Explainable groupings in the face of noisy, high-dimensional madness: Wild ambitions tamed through features’ salience
Whatever your exact interests in data, frequently, inseparable from model-building, stand other related responsibilities. Sample two crucial ones:
a. the checking of how well your model did: the less frequently you make big, bad decisions – like predicting someone’s salary to be $95,000, an estimate far adrift from the real, say, $70,000 in case it’s a regression problem, or saying a customer will buy a product when, in fact, she won’t, under a classification environment – the happier you are. These accuracies are unsurprisingly, often used to guide the model-building process.
b. the explaining of how you arrived at a prediction: this involves unpacking or interpreting the $95,000. The person, due to his experience, makes $10,000 more than the average, due to his education, makes $20,000 more, but due to his state of residence, makes $5000 less than the average, etc. These ups and downs contribute to a net final value.

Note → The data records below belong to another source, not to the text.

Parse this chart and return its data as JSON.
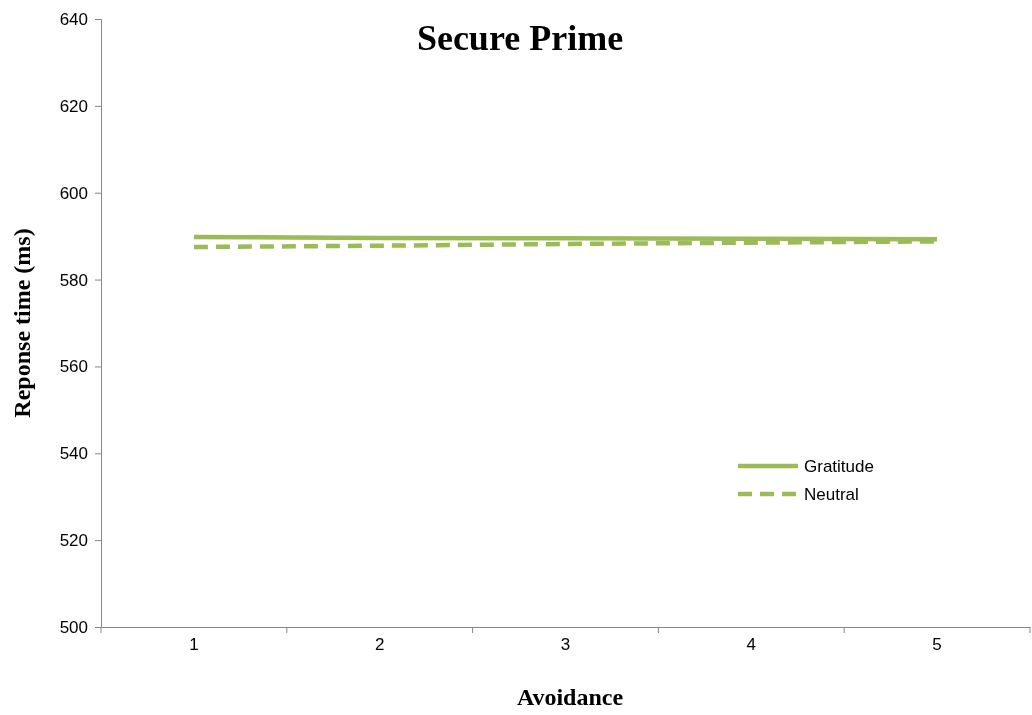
{
  "chart_data": {
    "type": "line",
    "title": "Secure Prime",
    "xlabel": "Avoidance",
    "ylabel": "Reponse time (ms)",
    "categories": [
      "1",
      "2",
      "3",
      "4",
      "5"
    ],
    "series": [
      {
        "name": "Gratitude",
        "color": "#9bbb59",
        "values": [
          589.8,
          589.6,
          589.5,
          589.4,
          589.3
        ],
        "line_style": "solid"
      },
      {
        "name": "Neutral",
        "color": "#9bbb59",
        "values": [
          587.5,
          587.8,
          588.2,
          588.5,
          588.8
        ],
        "line_style": "dashed"
      }
    ],
    "ylim": [
      500,
      640
    ],
    "yticks": [
      500,
      520,
      540,
      560,
      580,
      600,
      620,
      640
    ],
    "grid": false,
    "legend": "right",
    "marker": "none"
  }
}
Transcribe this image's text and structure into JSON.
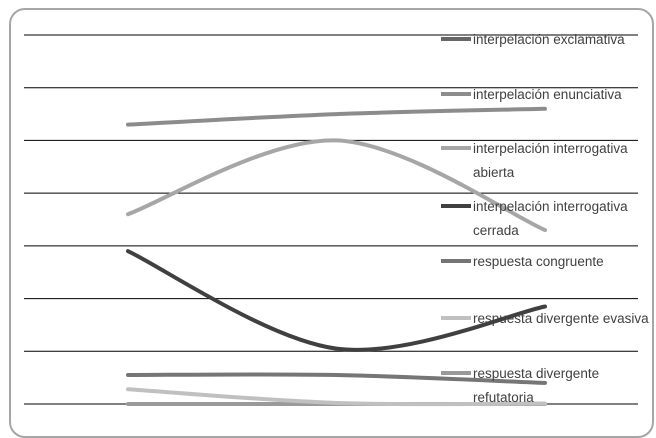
{
  "chart_data": {
    "type": "line",
    "title": "",
    "xlabel": "",
    "ylabel": "",
    "x": [
      1,
      2,
      3
    ],
    "ylim": [
      0,
      7
    ],
    "grid": true,
    "legend_position": "right",
    "series": [
      {
        "name": "interpelación exclamativa",
        "color": "#666666",
        "values": [
          null,
          null,
          null
        ]
      },
      {
        "name": "interpelación enunciativa",
        "color": "#8c8c8c",
        "values": [
          5.3,
          5.5,
          5.6
        ]
      },
      {
        "name": "interpelación interrogativa abierta",
        "color": "#a6a6a6",
        "values": [
          3.6,
          5.0,
          3.3
        ]
      },
      {
        "name": "interpelación interrogativa cerrada",
        "color": "#404040",
        "values": [
          2.9,
          1.05,
          1.85
        ]
      },
      {
        "name": "respuesta congruente",
        "color": "#767676",
        "values": [
          0.55,
          0.55,
          0.4
        ]
      },
      {
        "name": "respuesta divergente evasiva",
        "color": "#c0c0c0",
        "values": [
          0.28,
          0.02,
          0.01
        ]
      },
      {
        "name": "respuesta divergente refutatoria",
        "color": "#9a9a9a",
        "values": [
          0.0,
          0.0,
          0.0
        ]
      }
    ]
  },
  "legend": {
    "items": [
      {
        "lines": [
          "interpelación exclamativa"
        ]
      },
      {
        "lines": [
          "interpelación enunciativa"
        ]
      },
      {
        "lines": [
          "interpelación interrogativa",
          "abierta"
        ]
      },
      {
        "lines": [
          "interpelación interrogativa",
          "cerrada"
        ]
      },
      {
        "lines": [
          "respuesta congruente"
        ]
      },
      {
        "lines": [
          "respuesta divergente evasiva"
        ]
      },
      {
        "lines": [
          "respuesta divergente",
          "refutatoria"
        ]
      }
    ]
  }
}
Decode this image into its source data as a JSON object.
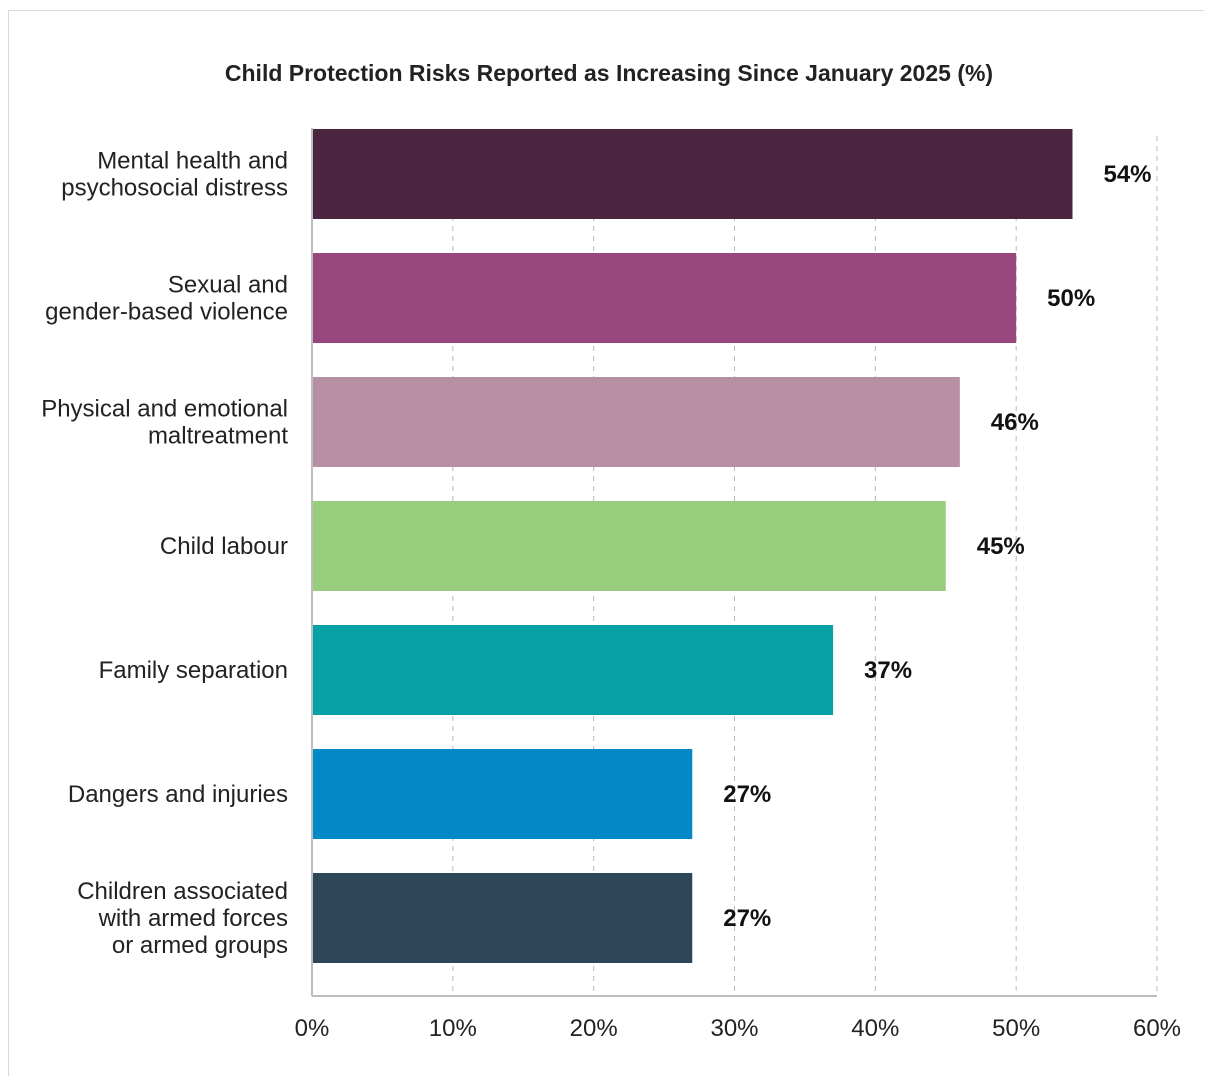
{
  "chart_data": {
    "type": "bar",
    "orientation": "horizontal",
    "title": "Child Protection Risks Reported as Increasing Since January 2025 (%)",
    "categories": [
      [
        "Mental health and",
        "psychosocial distress"
      ],
      [
        "Sexual and",
        "gender-based violence"
      ],
      [
        "Physical and emotional",
        "maltreatment"
      ],
      [
        "Child labour"
      ],
      [
        "Family separation"
      ],
      [
        "Dangers and injuries"
      ],
      [
        "Children associated",
        "with armed forces",
        "or armed groups"
      ]
    ],
    "values": [
      54,
      50,
      46,
      45,
      37,
      27,
      27
    ],
    "value_labels": [
      "54%",
      "50%",
      "46%",
      "45%",
      "37%",
      "27%",
      "27%"
    ],
    "colors": [
      "#4b243f",
      "#97477d",
      "#b790a3",
      "#98cd7e",
      "#06a0a5",
      "#0389c5",
      "#2d4759"
    ],
    "xlim": [
      0,
      60
    ],
    "xticks": [
      0,
      10,
      20,
      30,
      40,
      50,
      60
    ],
    "xtick_labels": [
      "0%",
      "10%",
      "20%",
      "30%",
      "40%",
      "50%",
      "60%"
    ],
    "grid": "vertical-dashed",
    "legend": "none"
  }
}
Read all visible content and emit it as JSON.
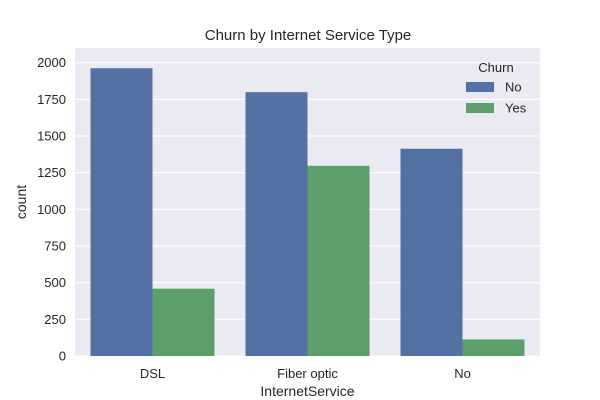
{
  "chart_data": {
    "type": "bar",
    "title": "Churn by Internet Service Type",
    "xlabel": "InternetService",
    "ylabel": "count",
    "categories": [
      "DSL",
      "Fiber optic",
      "No"
    ],
    "series": [
      {
        "name": "No",
        "values": [
          1962,
          1799,
          1413
        ],
        "color": "#5471a4"
      },
      {
        "name": "Yes",
        "values": [
          459,
          1297,
          113
        ],
        "color": "#5c9f6b"
      }
    ],
    "ylim": [
      0,
      2100
    ],
    "yticks": [
      0,
      250,
      500,
      750,
      1000,
      1250,
      1500,
      1750,
      2000
    ],
    "ytick_labels": [
      "0",
      "250",
      "500",
      "750",
      "1000",
      "1250",
      "1500",
      "1750",
      "2000"
    ],
    "legend": {
      "title": "Churn",
      "placement": "upper right"
    },
    "grid": true,
    "background": "#eaeaf2"
  }
}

Large volumes of data are pouring in every day from scientific experiments like CERN and the Sloan Digital Sky Survey. Data is coming in so fast, that researchers struggle to keep pace with the analysis and are increasingly developing automated analysis methods to aid in this herculean task. As a first step, it is now commonplace to perform dimension reduction in order to reduce a large number of measurements to a set of key values that are easier to visualize and interpret.